A recent report from a local T.V. outlet focused on a local politician and his wife, as well as the way they conduct business.
Assessor Jeff Taylor and his spouse, Delia, bore the brunt of a report that accused them of several things, including:
- ‘Enrichment’ through political gains
- Delia Taylor’s business ‘Taylor Media Services’ not being in good standing with the Secretary of State
- Taylor also not having an occupational license in Livingston Parish
- Questions were raised as to whether payments made on behalf of the Livingston Parish School Board for Taylor’s media services were legal, considering the previous information
The enrichment accusations came up after the report revealed that Taylor was paid on behalf of her husband’s campaign roughly $124,686.63 since 2013.
According to an LSU law professor, the reports clearly show ‘enrichment’ through processing campaign expenditures through Taylor’s media business. However, most political expenses are processed by media companies and then reimbursed, as end-user advertisers - including newspapers, magazines, and television stations - charge political campaigns up front for advertising.
A practice to help with both campaign finance reporting and, in many cases, when campaigns wrap up it is difficult to contact personnel involved to receive final payment.
The News uses the ‘pay up front’ practice.
So if a media agency purchases on behalf of a campaign, usually they incur the expense and seek reimbursement.
Mrs. Taylor produced receipts for all of the expenditures, also showing that one $865 charge was issued three times in the report - bringing the total to $122,946.63 over the roughly six-year span.
Taylor also showed that she took 4.6% total commission on just four items from the list, nearly 10% less than an average media buy rate of 15%, which she was charged to place T.V. ads at one point, through a third party, for her husband Jeff.
Campaign finance reports were also produced, which showed that the state department had accepted final documentation submitted over the years. Taylor also produced communications with the campaign finance department that showed she, and her husband’s campaign, were in continual conversation with the staff to make sure they met qualifications and were compliant.

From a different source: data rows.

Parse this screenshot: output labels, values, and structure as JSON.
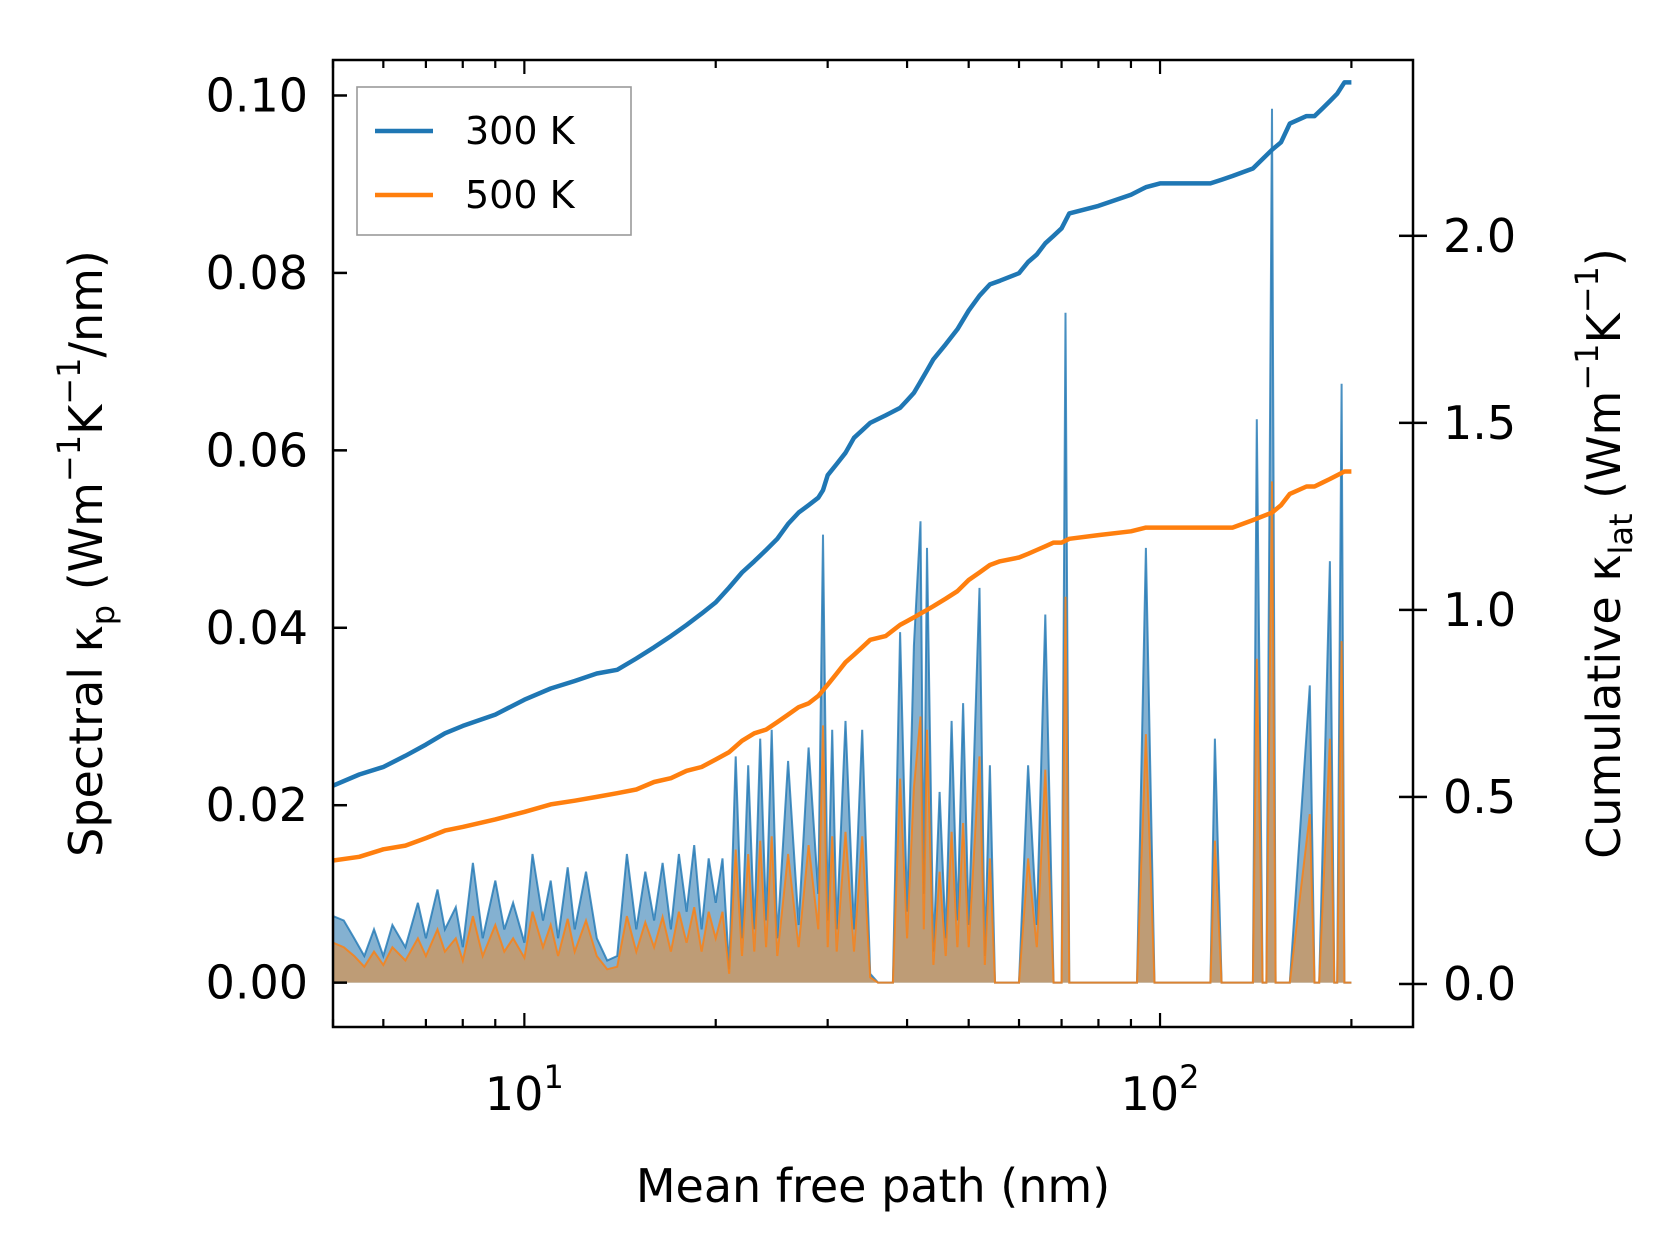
{
  "chart_data": {
    "type": "line",
    "x_scale": "log",
    "xlim": [
      5,
      250
    ],
    "xlabel": "Mean free path (nm)",
    "x_ticks": [
      {
        "value": 10,
        "base": "10",
        "exp": "1"
      },
      {
        "value": 100,
        "base": "10",
        "exp": "2"
      }
    ],
    "y_left": {
      "label_prefix": "Spectral κ",
      "label_sub": "p",
      "label_unit_open": " (Wm",
      "label_sup1": "−1",
      "label_mid": "K",
      "label_sup2": "−1",
      "label_close": "/nm)",
      "ylim": [
        -0.005,
        0.104
      ],
      "ticks": [
        {
          "value": 0.0,
          "label": "0.00"
        },
        {
          "value": 0.02,
          "label": "0.02"
        },
        {
          "value": 0.04,
          "label": "0.04"
        },
        {
          "value": 0.06,
          "label": "0.06"
        },
        {
          "value": 0.08,
          "label": "0.08"
        },
        {
          "value": 0.1,
          "label": "0.10"
        }
      ]
    },
    "y_right": {
      "label_prefix": "Cumulative κ",
      "label_sub": "lat",
      "label_unit_open": " (Wm",
      "label_sup1": "−1",
      "label_mid": "K",
      "label_sup2": "−1",
      "label_close": ")",
      "ylim": [
        -0.115,
        2.47
      ],
      "ticks": [
        {
          "value": 0.0,
          "label": "0.0"
        },
        {
          "value": 0.5,
          "label": "0.5"
        },
        {
          "value": 1.0,
          "label": "1.0"
        },
        {
          "value": 1.5,
          "label": "1.5"
        },
        {
          "value": 2.0,
          "label": "2.0"
        }
      ]
    },
    "legend": {
      "position": "top-left",
      "entries": [
        {
          "label": "300 K",
          "color": "#1f77b4"
        },
        {
          "label": "500 K",
          "color": "#ff7f0e"
        }
      ]
    },
    "colors": {
      "c300": "#1f77b4",
      "c500": "#ff7f0e",
      "spectral_fill_300": "#6fa3c9",
      "spectral_fill_500": "#c49a6c"
    },
    "cumulative": [
      {
        "name": "300 K",
        "x": [
          5.0,
          5.5,
          6.0,
          6.5,
          7.0,
          7.5,
          8.0,
          9.0,
          10.0,
          11.0,
          12.0,
          13.0,
          14.0,
          15.0,
          16.0,
          17.0,
          18.0,
          19.0,
          20.0,
          21.0,
          22.0,
          23.0,
          24.0,
          25.0,
          26.0,
          27.0,
          28.0,
          29.0,
          29.5,
          30.0,
          31.0,
          32.0,
          33.0,
          34.0,
          35.0,
          37.0,
          39.0,
          40.0,
          41.0,
          42.0,
          43.0,
          44.0,
          46.0,
          48.0,
          50.0,
          52.0,
          54.0,
          56.0,
          60.0,
          62.0,
          64.0,
          66.0,
          68.0,
          70.0,
          72.0,
          80.0,
          90.0,
          95.0,
          100.0,
          120.0,
          125.0,
          130.0,
          140.0,
          150.0,
          155.0,
          160.0,
          170.0,
          175.0,
          180.0,
          185.0,
          190.0,
          195.0,
          200.0
        ],
        "y": [
          0.53,
          0.56,
          0.58,
          0.61,
          0.64,
          0.67,
          0.69,
          0.72,
          0.76,
          0.79,
          0.81,
          0.83,
          0.84,
          0.87,
          0.9,
          0.93,
          0.96,
          0.99,
          1.02,
          1.06,
          1.1,
          1.13,
          1.16,
          1.19,
          1.23,
          1.26,
          1.28,
          1.3,
          1.32,
          1.36,
          1.39,
          1.42,
          1.46,
          1.48,
          1.5,
          1.52,
          1.54,
          1.56,
          1.58,
          1.61,
          1.64,
          1.67,
          1.71,
          1.75,
          1.8,
          1.84,
          1.87,
          1.88,
          1.9,
          1.93,
          1.95,
          1.98,
          2.0,
          2.02,
          2.06,
          2.08,
          2.11,
          2.13,
          2.14,
          2.14,
          2.15,
          2.16,
          2.18,
          2.23,
          2.25,
          2.3,
          2.32,
          2.32,
          2.34,
          2.36,
          2.38,
          2.41,
          2.41
        ]
      },
      {
        "name": "500 K",
        "x": [
          5.0,
          5.5,
          6.0,
          6.5,
          7.0,
          7.5,
          8.0,
          9.0,
          10.0,
          11.0,
          12.0,
          13.0,
          14.0,
          15.0,
          16.0,
          17.0,
          18.0,
          19.0,
          20.0,
          21.0,
          22.0,
          23.0,
          24.0,
          25.0,
          26.0,
          27.0,
          28.0,
          29.0,
          30.0,
          31.0,
          32.0,
          33.0,
          34.0,
          35.0,
          37.0,
          39.0,
          40.0,
          41.0,
          42.0,
          43.0,
          44.0,
          46.0,
          48.0,
          50.0,
          52.0,
          54.0,
          56.0,
          60.0,
          62.0,
          64.0,
          66.0,
          68.0,
          70.0,
          72.0,
          80.0,
          90.0,
          95.0,
          100.0,
          120.0,
          125.0,
          130.0,
          140.0,
          150.0,
          155.0,
          160.0,
          170.0,
          175.0,
          180.0,
          185.0,
          190.0,
          195.0,
          200.0
        ],
        "y": [
          0.33,
          0.34,
          0.36,
          0.37,
          0.39,
          0.41,
          0.42,
          0.44,
          0.46,
          0.48,
          0.49,
          0.5,
          0.51,
          0.52,
          0.54,
          0.55,
          0.57,
          0.58,
          0.6,
          0.62,
          0.65,
          0.67,
          0.68,
          0.7,
          0.72,
          0.74,
          0.75,
          0.77,
          0.8,
          0.83,
          0.86,
          0.88,
          0.9,
          0.92,
          0.93,
          0.96,
          0.97,
          0.98,
          0.99,
          1.0,
          1.01,
          1.03,
          1.05,
          1.08,
          1.1,
          1.12,
          1.13,
          1.14,
          1.15,
          1.16,
          1.17,
          1.18,
          1.18,
          1.19,
          1.2,
          1.21,
          1.22,
          1.22,
          1.22,
          1.22,
          1.22,
          1.24,
          1.26,
          1.28,
          1.31,
          1.33,
          1.33,
          1.34,
          1.35,
          1.36,
          1.37,
          1.37
        ]
      }
    ],
    "spectral": [
      {
        "name": "300 K",
        "x": [
          5.0,
          5.2,
          5.4,
          5.6,
          5.8,
          6.0,
          6.2,
          6.5,
          6.8,
          7.0,
          7.3,
          7.5,
          7.8,
          8.0,
          8.3,
          8.6,
          9.0,
          9.3,
          9.6,
          10.0,
          10.3,
          10.7,
          11.0,
          11.3,
          11.7,
          12.0,
          12.5,
          13.0,
          13.5,
          14.0,
          14.5,
          15.0,
          15.5,
          16.0,
          16.5,
          17.0,
          17.5,
          18.0,
          18.5,
          19.0,
          19.5,
          20.0,
          20.5,
          21.0,
          21.5,
          22.0,
          22.5,
          23.0,
          23.5,
          24.0,
          24.5,
          25.0,
          26.0,
          27.0,
          28.0,
          29.0,
          29.5,
          30.0,
          30.5,
          31.0,
          32.0,
          33.0,
          34.0,
          35.0,
          36.0,
          37.0,
          38.0,
          39.0,
          40.0,
          41.0,
          42.0,
          42.5,
          43.0,
          44.0,
          45.0,
          46.0,
          47.0,
          48.0,
          49.0,
          50.0,
          52.0,
          53.0,
          54.0,
          55.0,
          57.0,
          60.0,
          62.0,
          64.0,
          66.0,
          68.0,
          70.0,
          71.0,
          72.0,
          90.0,
          92.0,
          95.0,
          98.0,
          120.0,
          122.0,
          125.0,
          127.0,
          140.0,
          142.0,
          145.0,
          147.0,
          150.0,
          152.0,
          155.0,
          158.0,
          160.0,
          172.0,
          175.0,
          178.0,
          185.0,
          188.0,
          190.0,
          193.0,
          195.0,
          198.0,
          200.0
        ],
        "y": [
          0.0075,
          0.007,
          0.005,
          0.003,
          0.006,
          0.003,
          0.0065,
          0.004,
          0.009,
          0.005,
          0.0105,
          0.006,
          0.0085,
          0.004,
          0.0135,
          0.005,
          0.0115,
          0.006,
          0.009,
          0.0045,
          0.0145,
          0.007,
          0.0115,
          0.005,
          0.013,
          0.006,
          0.0125,
          0.005,
          0.0025,
          0.003,
          0.0145,
          0.006,
          0.0125,
          0.007,
          0.0135,
          0.006,
          0.0145,
          0.008,
          0.0155,
          0.006,
          0.014,
          0.009,
          0.014,
          0.0015,
          0.0255,
          0.005,
          0.0245,
          0.006,
          0.0275,
          0.007,
          0.0285,
          0.005,
          0.025,
          0.0065,
          0.0265,
          0.01,
          0.0505,
          0.007,
          0.0285,
          0.006,
          0.0295,
          0.006,
          0.0285,
          0.001,
          0.0,
          0.0,
          0.0,
          0.0395,
          0.008,
          0.038,
          0.052,
          0.01,
          0.049,
          0.0035,
          0.0215,
          0.005,
          0.0295,
          0.007,
          0.0315,
          0.0065,
          0.0445,
          0.003,
          0.0245,
          0.0,
          0.0,
          0.0,
          0.0245,
          0.0065,
          0.0415,
          0.0,
          0.0,
          0.0755,
          0.0,
          0.0,
          0.0,
          0.049,
          0.0,
          0.0,
          0.0275,
          0.0,
          0.0,
          0.0,
          0.0635,
          0.0,
          0.0,
          0.0985,
          0.0,
          0.0,
          0.0,
          0.0,
          0.0335,
          0.0,
          0.0,
          0.0475,
          0.0,
          0.0,
          0.0675,
          0.0,
          0.0,
          0.0
        ]
      },
      {
        "name": "500 K",
        "x": [
          5.0,
          5.2,
          5.4,
          5.6,
          5.8,
          6.0,
          6.2,
          6.5,
          6.8,
          7.0,
          7.3,
          7.5,
          7.8,
          8.0,
          8.3,
          8.6,
          9.0,
          9.3,
          9.6,
          10.0,
          10.3,
          10.7,
          11.0,
          11.3,
          11.7,
          12.0,
          12.5,
          13.0,
          13.5,
          14.0,
          14.5,
          15.0,
          15.5,
          16.0,
          16.5,
          17.0,
          17.5,
          18.0,
          18.5,
          19.0,
          19.5,
          20.0,
          20.5,
          21.0,
          21.5,
          22.0,
          22.5,
          23.0,
          23.5,
          24.0,
          24.5,
          25.0,
          26.0,
          27.0,
          28.0,
          29.0,
          29.5,
          30.0,
          30.5,
          31.0,
          32.0,
          33.0,
          34.0,
          35.0,
          36.0,
          37.0,
          38.0,
          39.0,
          40.0,
          41.0,
          42.0,
          42.5,
          43.0,
          44.0,
          45.0,
          46.0,
          47.0,
          48.0,
          49.0,
          50.0,
          52.0,
          53.0,
          54.0,
          55.0,
          57.0,
          60.0,
          62.0,
          64.0,
          66.0,
          68.0,
          70.0,
          71.0,
          72.0,
          90.0,
          92.0,
          95.0,
          98.0,
          120.0,
          122.0,
          125.0,
          127.0,
          140.0,
          142.0,
          145.0,
          147.0,
          150.0,
          152.0,
          155.0,
          158.0,
          160.0,
          172.0,
          175.0,
          178.0,
          185.0,
          188.0,
          190.0,
          193.0,
          195.0,
          198.0,
          200.0
        ],
        "y": [
          0.0045,
          0.004,
          0.003,
          0.0018,
          0.0035,
          0.002,
          0.004,
          0.0025,
          0.005,
          0.003,
          0.006,
          0.0035,
          0.005,
          0.0025,
          0.0075,
          0.003,
          0.0065,
          0.0035,
          0.005,
          0.0028,
          0.008,
          0.004,
          0.0065,
          0.003,
          0.0072,
          0.0035,
          0.007,
          0.003,
          0.0015,
          0.0018,
          0.0075,
          0.0035,
          0.0068,
          0.004,
          0.0074,
          0.0035,
          0.008,
          0.0045,
          0.0085,
          0.0035,
          0.008,
          0.005,
          0.008,
          0.001,
          0.015,
          0.003,
          0.0145,
          0.0035,
          0.016,
          0.004,
          0.0165,
          0.003,
          0.0145,
          0.004,
          0.0155,
          0.006,
          0.029,
          0.004,
          0.0165,
          0.0035,
          0.017,
          0.0035,
          0.0165,
          0.0006,
          0.0,
          0.0,
          0.0,
          0.023,
          0.005,
          0.022,
          0.03,
          0.006,
          0.0285,
          0.002,
          0.0125,
          0.003,
          0.017,
          0.004,
          0.018,
          0.004,
          0.0255,
          0.002,
          0.014,
          0.0,
          0.0,
          0.0,
          0.014,
          0.004,
          0.024,
          0.0,
          0.0,
          0.0435,
          0.0,
          0.0,
          0.0,
          0.028,
          0.0,
          0.0,
          0.016,
          0.0,
          0.0,
          0.0,
          0.0365,
          0.0,
          0.0,
          0.0565,
          0.0,
          0.0,
          0.0,
          0.0,
          0.019,
          0.0,
          0.0,
          0.0275,
          0.0,
          0.0,
          0.0385,
          0.0,
          0.0,
          0.0
        ]
      }
    ]
  }
}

However, Kathleen Allen of campaign finance said that the discussion surrounding Taylor not being in the Secretary of State’s system would have to go before the campaign finance board for a final judgement.
According to state law, if a campaign is doing business with a family member or family member’s business, that business must have an occupational license or be in good standing with the Secretary of State.
Taylor’s business is a sole proprietorship, which is not managed through the Secretary of State and would not appear in their system.
Taylor produced an e-mail from Amanda Baker, manager of the commercial division of the Secretary of State, which backed her claim.
“Sole-proprietorship are not filed with the Secretary of State’s Office. We provide no forms for this filing,” the e-mail said. “If an option of “sole proprietorship” is chosen through our online geauxBIZ portal, it is forwarded directly to the Louisiana Department of Revenue and/or Louisiana Workforce Commission (as stated online at time of submission.)
“None of the information submitted is collected or retained by (the Secretary of State’s) office.”
Taylor then produced her Louisiana Department of Revenue number and appropriate paperwork, which showed she met the 12-month requirement by law. She hopes that the campaign finance board will see her due diligence, otherwise she will do what is necessary to become compliant, she said.
Taylors’ hearing before the board will come by November, at the earliest, according to campaign finance.
The law was changed in 2016 to reflect changes to family-members’ participation in campaign finance and expenditures, with ‘Part L’ reading:
A candidate’s immediate family member may not be paid for services provided to that candidates campaign unless (1) the business is a bona fide business reigstered with the Secretary of State that has been doing business regularly in the state for at least 12 months prior to the time of the payment, and (2) that provides services related to the payment; and, (3) the payment is made through an arm’s length transaction in which the value of the goods or services furnished is commensurate with the consideration provided.
The new law also includes an ‘or’ section which discuses that an ‘occupational license’ within the parish would suffice.
Taylor does not have an occupational license in Livingston Parish, because she “was unaware she needed one” as she operates out of her home and is not subject to sales taxes.
However, parish law requires that any business within the parish, outside a municipality, have an occupational license.
“Again, I’ll do what I have to get compliant,” Taylor said last week. It was confirmed by the sheriff’s office that she had acquired an occupational license, although punitive measures - if any - were unknown at the time of publication.
Taylor also said she had never been contacted by the sheriff’s office, even after the report, to apply for an occupational license.
According to local sources, the Livingston Parish Sheriff’s office was busy following the report on Taylor as businesses outside Denham Springs and Walker scrambled to acquire their occupational license. The process is convoluted and relatively unknown to business owners who don’t pay sales taxes.
The school board is responsible for collecting parish sales taxes.
In the wake of the report of a lack of an occupational license, school board member Kelley Hennessy Dickerson asked if it was legal for the board to do business with Taylor.
Taylor provides services to the board and system including populating their website and newsletter.
According to school board attorney Mark Boyer, Livingston Parish Public Schools has not violated law or policy by engaging with Taylor Media Services for professional services as a sole proprietor.